Launched last fall, the team has mushroomed from an effort to ensure "we recycle" became a schoolwide practice to one that aims to spread such thinking throughout the district.
"It's been a great start," said Erin Tunkel, the Parr's Ridge mother who, with second-grade son Ryan, 7, developed the concept. "We need to stop being such heavy consumers. We need to just be aware of what we're buying … and what we're throwing away."
Children can help make those small changes, Tunkel said, by talking to their parents and encouraging them to modify habits, once they learn the realities of "the dump" - where trash goes, but doesn't necessarily go away.
Such thinking echoes that of county officials, who have spent recent months talking trash, and the best way to dispose of it. Many have emphasized the need to ramp up the recycling rate of about 30 percent - something a recently approved recycling manager position is meant to help jump-start.
But throughout the debate, there has been an emphasis on the importance of education - and targeting the young.
"Recycling is something that needs to be repeated," said J. Michael Evans, Carroll's public works director. Schoolchildren are "the best repeaters," he added, "because they come home enthusiastic about something, and they show Mom and Dad how to do it, and they sort of police it."
The school system has been recycling paper and cardboard for a while, said Raymond Prokop, director of facilities. More recently, with the county's introduction of single-stream recycling, that has expanded to other items, he said.

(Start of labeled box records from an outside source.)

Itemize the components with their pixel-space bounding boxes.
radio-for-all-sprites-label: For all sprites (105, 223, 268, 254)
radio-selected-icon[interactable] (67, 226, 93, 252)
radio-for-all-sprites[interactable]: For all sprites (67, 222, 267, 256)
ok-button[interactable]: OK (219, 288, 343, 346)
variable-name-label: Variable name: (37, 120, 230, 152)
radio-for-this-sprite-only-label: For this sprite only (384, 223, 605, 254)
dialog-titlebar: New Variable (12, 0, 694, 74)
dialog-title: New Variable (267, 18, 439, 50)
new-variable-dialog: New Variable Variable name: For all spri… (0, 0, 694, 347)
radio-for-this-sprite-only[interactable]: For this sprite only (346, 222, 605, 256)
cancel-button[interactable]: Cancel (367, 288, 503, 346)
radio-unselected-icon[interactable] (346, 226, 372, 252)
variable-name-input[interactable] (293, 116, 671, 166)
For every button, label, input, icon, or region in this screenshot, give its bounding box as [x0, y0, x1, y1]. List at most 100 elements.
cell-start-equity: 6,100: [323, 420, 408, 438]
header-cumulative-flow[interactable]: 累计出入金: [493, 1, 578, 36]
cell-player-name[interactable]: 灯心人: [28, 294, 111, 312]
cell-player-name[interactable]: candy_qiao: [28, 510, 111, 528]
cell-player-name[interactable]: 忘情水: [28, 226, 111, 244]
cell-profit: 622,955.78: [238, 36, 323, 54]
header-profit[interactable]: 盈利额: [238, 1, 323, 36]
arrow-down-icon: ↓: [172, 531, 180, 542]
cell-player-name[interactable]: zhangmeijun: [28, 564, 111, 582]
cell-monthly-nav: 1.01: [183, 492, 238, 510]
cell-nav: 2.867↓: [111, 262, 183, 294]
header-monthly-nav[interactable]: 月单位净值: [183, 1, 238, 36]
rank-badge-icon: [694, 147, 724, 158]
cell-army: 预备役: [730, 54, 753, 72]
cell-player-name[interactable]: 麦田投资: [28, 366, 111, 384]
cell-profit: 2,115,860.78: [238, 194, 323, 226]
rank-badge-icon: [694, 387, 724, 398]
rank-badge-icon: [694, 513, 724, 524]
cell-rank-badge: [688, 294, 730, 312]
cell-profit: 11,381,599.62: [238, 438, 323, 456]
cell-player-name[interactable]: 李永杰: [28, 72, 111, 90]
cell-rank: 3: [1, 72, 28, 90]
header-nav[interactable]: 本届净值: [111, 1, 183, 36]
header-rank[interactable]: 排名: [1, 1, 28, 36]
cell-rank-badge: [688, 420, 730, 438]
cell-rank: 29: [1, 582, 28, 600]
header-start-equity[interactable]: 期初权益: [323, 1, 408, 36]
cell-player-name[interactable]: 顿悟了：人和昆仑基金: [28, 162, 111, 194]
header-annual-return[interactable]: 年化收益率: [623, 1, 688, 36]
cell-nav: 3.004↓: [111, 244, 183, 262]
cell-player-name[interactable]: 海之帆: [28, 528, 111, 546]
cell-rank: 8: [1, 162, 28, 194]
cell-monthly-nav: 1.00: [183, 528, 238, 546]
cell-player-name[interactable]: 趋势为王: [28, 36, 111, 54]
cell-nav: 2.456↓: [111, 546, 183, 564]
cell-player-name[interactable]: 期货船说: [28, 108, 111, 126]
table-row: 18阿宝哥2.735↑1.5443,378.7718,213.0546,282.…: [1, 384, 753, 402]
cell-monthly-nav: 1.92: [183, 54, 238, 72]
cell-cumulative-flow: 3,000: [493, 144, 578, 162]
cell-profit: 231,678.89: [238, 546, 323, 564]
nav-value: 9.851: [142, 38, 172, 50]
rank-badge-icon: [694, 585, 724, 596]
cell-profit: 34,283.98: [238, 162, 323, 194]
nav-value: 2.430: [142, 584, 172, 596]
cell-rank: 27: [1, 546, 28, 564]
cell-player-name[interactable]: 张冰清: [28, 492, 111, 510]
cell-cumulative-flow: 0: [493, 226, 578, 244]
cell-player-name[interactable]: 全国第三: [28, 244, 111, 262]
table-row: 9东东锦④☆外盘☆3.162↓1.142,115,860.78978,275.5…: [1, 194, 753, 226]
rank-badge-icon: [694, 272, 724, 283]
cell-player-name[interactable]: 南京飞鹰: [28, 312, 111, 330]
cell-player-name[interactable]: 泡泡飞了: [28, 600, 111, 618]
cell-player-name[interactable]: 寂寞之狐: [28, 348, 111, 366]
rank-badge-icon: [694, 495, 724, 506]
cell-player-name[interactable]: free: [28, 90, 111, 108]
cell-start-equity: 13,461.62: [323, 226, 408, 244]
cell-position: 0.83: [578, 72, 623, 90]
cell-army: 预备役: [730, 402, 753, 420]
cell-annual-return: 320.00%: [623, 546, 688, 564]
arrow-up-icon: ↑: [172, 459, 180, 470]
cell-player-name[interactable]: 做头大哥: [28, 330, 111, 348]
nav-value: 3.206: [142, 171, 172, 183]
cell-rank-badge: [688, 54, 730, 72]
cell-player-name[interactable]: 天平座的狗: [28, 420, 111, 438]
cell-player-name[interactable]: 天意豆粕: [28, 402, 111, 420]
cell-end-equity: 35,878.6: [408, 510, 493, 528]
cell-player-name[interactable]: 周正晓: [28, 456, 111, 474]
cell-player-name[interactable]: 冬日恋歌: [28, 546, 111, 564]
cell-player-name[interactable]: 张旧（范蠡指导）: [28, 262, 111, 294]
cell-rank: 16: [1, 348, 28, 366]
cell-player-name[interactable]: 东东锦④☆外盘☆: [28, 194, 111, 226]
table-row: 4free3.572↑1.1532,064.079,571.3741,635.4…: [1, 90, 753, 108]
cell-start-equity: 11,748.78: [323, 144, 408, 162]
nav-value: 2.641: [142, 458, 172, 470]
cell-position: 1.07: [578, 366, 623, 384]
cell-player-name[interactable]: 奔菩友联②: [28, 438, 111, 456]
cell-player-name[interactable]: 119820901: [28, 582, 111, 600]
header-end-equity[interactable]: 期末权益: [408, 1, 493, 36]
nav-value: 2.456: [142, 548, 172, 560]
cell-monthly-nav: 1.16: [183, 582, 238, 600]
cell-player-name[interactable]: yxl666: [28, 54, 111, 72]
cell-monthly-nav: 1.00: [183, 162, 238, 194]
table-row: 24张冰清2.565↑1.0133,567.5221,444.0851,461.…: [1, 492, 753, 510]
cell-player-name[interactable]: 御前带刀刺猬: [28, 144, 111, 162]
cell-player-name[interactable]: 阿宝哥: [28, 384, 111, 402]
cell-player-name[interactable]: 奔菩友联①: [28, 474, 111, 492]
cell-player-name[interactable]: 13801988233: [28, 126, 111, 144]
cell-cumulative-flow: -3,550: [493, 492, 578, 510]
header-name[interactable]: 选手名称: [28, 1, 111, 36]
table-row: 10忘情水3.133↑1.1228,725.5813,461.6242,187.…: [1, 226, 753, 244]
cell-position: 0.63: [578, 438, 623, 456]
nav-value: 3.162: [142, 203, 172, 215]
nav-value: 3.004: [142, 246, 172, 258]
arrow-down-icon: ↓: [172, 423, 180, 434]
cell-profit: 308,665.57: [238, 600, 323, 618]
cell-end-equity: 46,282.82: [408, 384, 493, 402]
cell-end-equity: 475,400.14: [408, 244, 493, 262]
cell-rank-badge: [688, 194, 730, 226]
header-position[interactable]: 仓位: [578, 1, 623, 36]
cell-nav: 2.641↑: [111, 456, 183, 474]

"There seems to be quite a bit of interest out in the schools," Prokop said, adding that kids, in particular, appear to be driving the enthusiasm. "We encourage it."
The Green Team is about "moving out of the conversation into action," said Teresa Shattuck, a parent at Mount Airy Elementary, who helped start that school's effort in March. At that school, fifth-graders troop through the halls each week, collecting paper and bottles.
"It doesn't take that much effort," Shattuck said. "It's really just a matter of finding folks who have the will, the time, the energy to take this on."
Tunkel and Shattuck said they also teach students more about recycling, discussing where the items go, and how long things take to break down.
"Hopefully that hits home with them," Tunkel said.
One thing that has caught on, she said, is the kids' enthusiasm for the teams.
On a recent afternoon at Parr's Ridge, Kyle Strong, 8, quietly slipped into a classroom where students were watching a video.
"He's coming for our recycling," a teacher in the room said, responding to the inquisitive eyes turned to Kyle.
The second-grader hefted a box painted blue and sporting a white recycling logo and dumped its multicolored paper contents into a bin. He tiptoed back to return the box, before heading to the next room.
Later, he and Ryan joined their peers at a large scale in a health room, where Tunkel and two other mothers helped them weigh the full large black trash bags to determine how much they collected.